Dari Yel-Yel Rumpin hingga Brevet Bela Negara

Dari Yel-Yel Rumpin hingga Brevet Bela Negara

162 wartawan mengikuti retret empat hari yang menanamkan kembali disiplin, solidaritas, dan nilai kebangsaan.-162 wartawan mengikuti retret empat hari yang menanamkan kembali disiplin, solidaritas, dan nilai kebangsaan.-162 wartawan mengikuti retret empat hari yang menanamkan kembali disiplin, solidaritas, dan nilai kebangsaan.

JAMBITV.CO,- “Pagiiii!”
Suara Komandan Latihan Kolonel Inf Sunardi Istanto menggema di Aula Bela Negara Pusat Kompetensi Bela Negara Kemhan, Rumpin, Bogor, 29 Januari 2026.
Seratusan lebih wartawan dari seluruh Indonesia menjawab serempak.
“Pagi!”
“Pagi!”
PWI Luar Biasa!”

Namun bendera Merah Putih di atas podium tetap diam.
Tak bergeming.

“Seharusnya bendera itu bergerak,” ujar sang komandan sambil tersenyum—sebuah sindiran halus, sekaligus pengingat: semangat Bela Negara tak cukup hanya terdengar keras, tapi harus terasa kuat di dada.

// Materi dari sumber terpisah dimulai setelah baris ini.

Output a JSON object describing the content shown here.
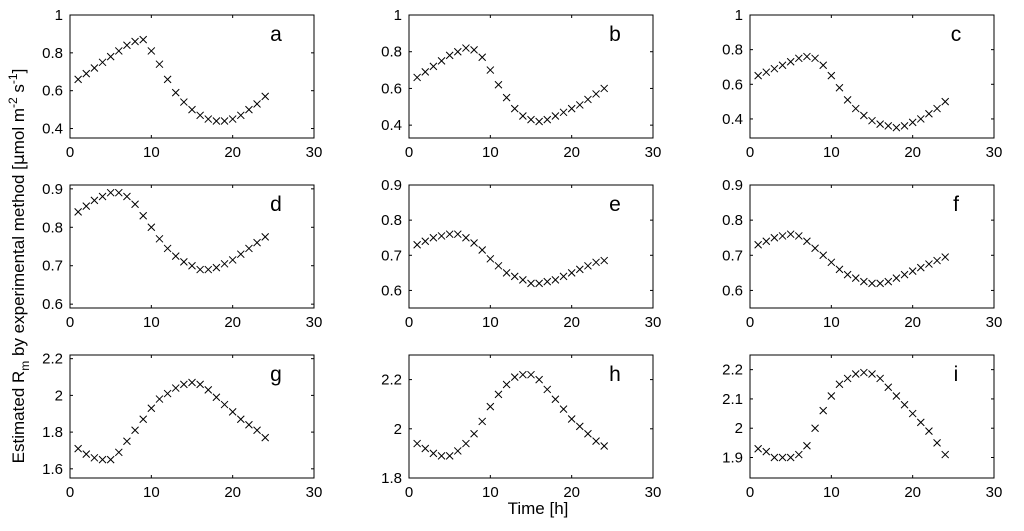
{
  "figure": {
    "xlabel": "Time [h]",
    "ylabel_parts": {
      "pre": "Estimated R",
      "sub": "m",
      "mid": " by experimental method [",
      "mu": "μ",
      "unit_a": "mol m",
      "sup1": "-2",
      "unit_b": " s",
      "sup2": "-1",
      "close": "]"
    }
  },
  "chart_data": [
    {
      "type": "scatter",
      "panel": "a",
      "label": "a",
      "xlim": [
        0,
        30
      ],
      "ylim": [
        0.35,
        1
      ],
      "xticks": [
        0,
        10,
        20,
        30
      ],
      "yticks": [
        0.4,
        0.6,
        0.8,
        1
      ],
      "ytick_labels": [
        "0.4",
        "0.6",
        "0.8",
        "1"
      ],
      "x": [
        1,
        2,
        3,
        4,
        5,
        6,
        7,
        8,
        9,
        10,
        11,
        12,
        13,
        14,
        15,
        16,
        17,
        18,
        19,
        20,
        21,
        22,
        23,
        24
      ],
      "y": [
        0.66,
        0.69,
        0.72,
        0.75,
        0.78,
        0.81,
        0.84,
        0.86,
        0.87,
        0.81,
        0.74,
        0.66,
        0.59,
        0.54,
        0.5,
        0.47,
        0.45,
        0.44,
        0.44,
        0.45,
        0.47,
        0.5,
        0.53,
        0.57
      ]
    },
    {
      "type": "scatter",
      "panel": "b",
      "label": "b",
      "xlim": [
        0,
        30
      ],
      "ylim": [
        0.33,
        1
      ],
      "xticks": [
        0,
        10,
        20,
        30
      ],
      "yticks": [
        0.4,
        0.6,
        0.8,
        1
      ],
      "ytick_labels": [
        "0.4",
        "0.6",
        "0.8",
        "1"
      ],
      "x": [
        1,
        2,
        3,
        4,
        5,
        6,
        7,
        8,
        9,
        10,
        11,
        12,
        13,
        14,
        15,
        16,
        17,
        18,
        19,
        20,
        21,
        22,
        23,
        24
      ],
      "y": [
        0.66,
        0.69,
        0.72,
        0.75,
        0.78,
        0.8,
        0.82,
        0.81,
        0.77,
        0.7,
        0.62,
        0.55,
        0.49,
        0.45,
        0.43,
        0.42,
        0.43,
        0.45,
        0.47,
        0.49,
        0.51,
        0.54,
        0.57,
        0.6
      ]
    },
    {
      "type": "scatter",
      "panel": "c",
      "label": "c",
      "xlim": [
        0,
        30
      ],
      "ylim": [
        0.29,
        1
      ],
      "xticks": [
        0,
        10,
        20,
        30
      ],
      "yticks": [
        0.4,
        0.6,
        0.8,
        1
      ],
      "ytick_labels": [
        "0.4",
        "0.6",
        "0.8",
        "1"
      ],
      "x": [
        1,
        2,
        3,
        4,
        5,
        6,
        7,
        8,
        9,
        10,
        11,
        12,
        13,
        14,
        15,
        16,
        17,
        18,
        19,
        20,
        21,
        22,
        23,
        24
      ],
      "y": [
        0.65,
        0.67,
        0.69,
        0.71,
        0.73,
        0.75,
        0.76,
        0.75,
        0.71,
        0.65,
        0.58,
        0.51,
        0.46,
        0.42,
        0.39,
        0.37,
        0.36,
        0.35,
        0.36,
        0.38,
        0.4,
        0.43,
        0.46,
        0.5
      ]
    },
    {
      "type": "scatter",
      "panel": "d",
      "label": "d",
      "xlim": [
        0,
        30
      ],
      "ylim": [
        0.59,
        0.91
      ],
      "xticks": [
        0,
        10,
        20,
        30
      ],
      "yticks": [
        0.6,
        0.7,
        0.8,
        0.9
      ],
      "ytick_labels": [
        "0.6",
        "0.7",
        "0.8",
        "0.9"
      ],
      "x": [
        1,
        2,
        3,
        4,
        5,
        6,
        7,
        8,
        9,
        10,
        11,
        12,
        13,
        14,
        15,
        16,
        17,
        18,
        19,
        20,
        21,
        22,
        23,
        24
      ],
      "y": [
        0.84,
        0.855,
        0.87,
        0.88,
        0.89,
        0.89,
        0.88,
        0.86,
        0.83,
        0.8,
        0.77,
        0.745,
        0.725,
        0.71,
        0.7,
        0.69,
        0.69,
        0.695,
        0.705,
        0.715,
        0.73,
        0.745,
        0.76,
        0.775
      ]
    },
    {
      "type": "scatter",
      "panel": "e",
      "label": "e",
      "xlim": [
        0,
        30
      ],
      "ylim": [
        0.55,
        0.9
      ],
      "xticks": [
        0,
        10,
        20,
        30
      ],
      "yticks": [
        0.6,
        0.7,
        0.8,
        0.9
      ],
      "ytick_labels": [
        "0.6",
        "0.7",
        "0.8",
        "0.9"
      ],
      "x": [
        1,
        2,
        3,
        4,
        5,
        6,
        7,
        8,
        9,
        10,
        11,
        12,
        13,
        14,
        15,
        16,
        17,
        18,
        19,
        20,
        21,
        22,
        23,
        24
      ],
      "y": [
        0.73,
        0.74,
        0.75,
        0.755,
        0.76,
        0.76,
        0.75,
        0.735,
        0.715,
        0.69,
        0.67,
        0.65,
        0.64,
        0.63,
        0.62,
        0.62,
        0.625,
        0.63,
        0.64,
        0.65,
        0.66,
        0.67,
        0.68,
        0.685
      ]
    },
    {
      "type": "scatter",
      "panel": "f",
      "label": "f",
      "xlim": [
        0,
        30
      ],
      "ylim": [
        0.55,
        0.9
      ],
      "xticks": [
        0,
        10,
        20,
        30
      ],
      "yticks": [
        0.6,
        0.7,
        0.8,
        0.9
      ],
      "ytick_labels": [
        "0.6",
        "0.7",
        "0.8",
        "0.9"
      ],
      "x": [
        1,
        2,
        3,
        4,
        5,
        6,
        7,
        8,
        9,
        10,
        11,
        12,
        13,
        14,
        15,
        16,
        17,
        18,
        19,
        20,
        21,
        22,
        23,
        24
      ],
      "y": [
        0.73,
        0.74,
        0.75,
        0.755,
        0.76,
        0.755,
        0.74,
        0.72,
        0.7,
        0.68,
        0.66,
        0.645,
        0.635,
        0.625,
        0.62,
        0.62,
        0.625,
        0.635,
        0.645,
        0.655,
        0.665,
        0.675,
        0.685,
        0.695
      ]
    },
    {
      "type": "scatter",
      "panel": "g",
      "label": "g",
      "xlim": [
        0,
        30
      ],
      "ylim": [
        1.55,
        2.22
      ],
      "xticks": [
        0,
        10,
        20,
        30
      ],
      "yticks": [
        1.6,
        1.8,
        2,
        2.2
      ],
      "ytick_labels": [
        "1.6",
        "1.8",
        "2",
        "2.2"
      ],
      "x": [
        1,
        2,
        3,
        4,
        5,
        6,
        7,
        8,
        9,
        10,
        11,
        12,
        13,
        14,
        15,
        16,
        17,
        18,
        19,
        20,
        21,
        22,
        23,
        24
      ],
      "y": [
        1.71,
        1.68,
        1.66,
        1.65,
        1.65,
        1.69,
        1.75,
        1.81,
        1.87,
        1.93,
        1.98,
        2.01,
        2.04,
        2.06,
        2.07,
        2.06,
        2.03,
        1.99,
        1.95,
        1.91,
        1.87,
        1.84,
        1.81,
        1.77
      ]
    },
    {
      "type": "scatter",
      "panel": "h",
      "label": "h",
      "xlim": [
        0,
        30
      ],
      "ylim": [
        1.8,
        2.3
      ],
      "xticks": [
        0,
        10,
        20,
        30
      ],
      "yticks": [
        1.8,
        2,
        2.2
      ],
      "ytick_labels": [
        "1.8",
        "2",
        "2.2"
      ],
      "x": [
        1,
        2,
        3,
        4,
        5,
        6,
        7,
        8,
        9,
        10,
        11,
        12,
        13,
        14,
        15,
        16,
        17,
        18,
        19,
        20,
        21,
        22,
        23,
        24
      ],
      "y": [
        1.94,
        1.92,
        1.9,
        1.89,
        1.89,
        1.91,
        1.94,
        1.98,
        2.03,
        2.09,
        2.14,
        2.18,
        2.21,
        2.22,
        2.22,
        2.2,
        2.16,
        2.12,
        2.08,
        2.04,
        2.01,
        1.98,
        1.95,
        1.93
      ]
    },
    {
      "type": "scatter",
      "panel": "i",
      "label": "i",
      "xlim": [
        0,
        30
      ],
      "ylim": [
        1.83,
        2.25
      ],
      "xticks": [
        0,
        10,
        20,
        30
      ],
      "yticks": [
        1.9,
        2,
        2.1,
        2.2
      ],
      "ytick_labels": [
        "1.9",
        "2",
        "2.1",
        "2.2"
      ],
      "x": [
        1,
        2,
        3,
        4,
        5,
        6,
        7,
        8,
        9,
        10,
        11,
        12,
        13,
        14,
        15,
        16,
        17,
        18,
        19,
        20,
        21,
        22,
        23,
        24
      ],
      "y": [
        1.93,
        1.92,
        1.9,
        1.9,
        1.9,
        1.91,
        1.94,
        2.0,
        2.06,
        2.11,
        2.15,
        2.17,
        2.185,
        2.19,
        2.185,
        2.17,
        2.14,
        2.11,
        2.08,
        2.05,
        2.02,
        1.99,
        1.95,
        1.91
      ]
    }
  ]
}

Retret PWI 2026 bukan sekadar pelatihan. Ia menjadi ruang refleksi bagi insan pers yang pernah menjadi garda terdepan perjuangan bangsa. Dari kongres wartawan di Solo tahun 1946 hingga era disrupsi digital hari ini, jurnalisme terus berubah—dari pers perjuangan menjadi pers industri. Teknologi berkembang, jangkauan meluas, namun tantangan integritas, independensi, dan nasionalisme semakin kompleks.

Di tengah arus itu, 162 wartawan mengikuti Retret empat hari yang menanamkan kembali disiplin, solidaritas, dan nilai kebangsaan. Hari kedua dimulai dengan olahraga pagi, latihan baris-berbaris, hingga pembekalan Nilai Dasar Bela Negara—menguatkan karakter wartawan agar tetap profesional, berintegritas, dan berpihak pada kepentingan publik.

Menteri Pertahanan Sjafrie Sjamsoeddin hadir memberi pembekalan. Ia menegaskan pers sebagai “penjuru perang opini” di tengah derasnya arus informasi. Wartawan dituntut cepat membaca ancaman, menjaga kepentingan nasional, dan tetap kritis mengawal praktik ilegal yang merugikan negara.

Pesan serupa datang dari para pejabat negara lain—mulai dari Menteri Pertanian, Wakil Menteri Komunikasi dan Digital, Wakil Menteri Sosial, hingga unsur Polri dan kementerian terkait—semuanya menekankan satu hal: peran pers bukan hanya menyampaikan berita, tetapi menjaga ketahanan bangsa.

Puncaknya, Minggu 1 Februari 2026, di Lapangan Tembak Bayu Aji Grup 1 Kopassus, para peserta menerima Brevet Bela Negara dan sertifikat resmi dari Kementerian Pertahanan. Penyematan itu menandai akhir Retret—sekaligus awal tanggung jawab baru.

Sambil menyeruput mie kari ayam—oleh-oleh pelatihan—dan memandangi lencana emas di dada, pertanyaan pun muncul:
akankah nasionalisme wartawan benar-benar bangkit kembali?

Jawabannya bukan pada yel-yel yang menggema, bukan pada seragam latihan atau brevet yang tersemat.
Jawabannya ada pada setiap karya jurnalistik yang ditulis setelah Retret usai—apakah tetap teguh menjaga kebenaran, kepentingan publik, dan keutuhan bangsa.

 

Karena pada akhirnya, bendera Merah Putih hanya akan benar-benar “bergerak”
ketika semangat wartawannya hidup kembali.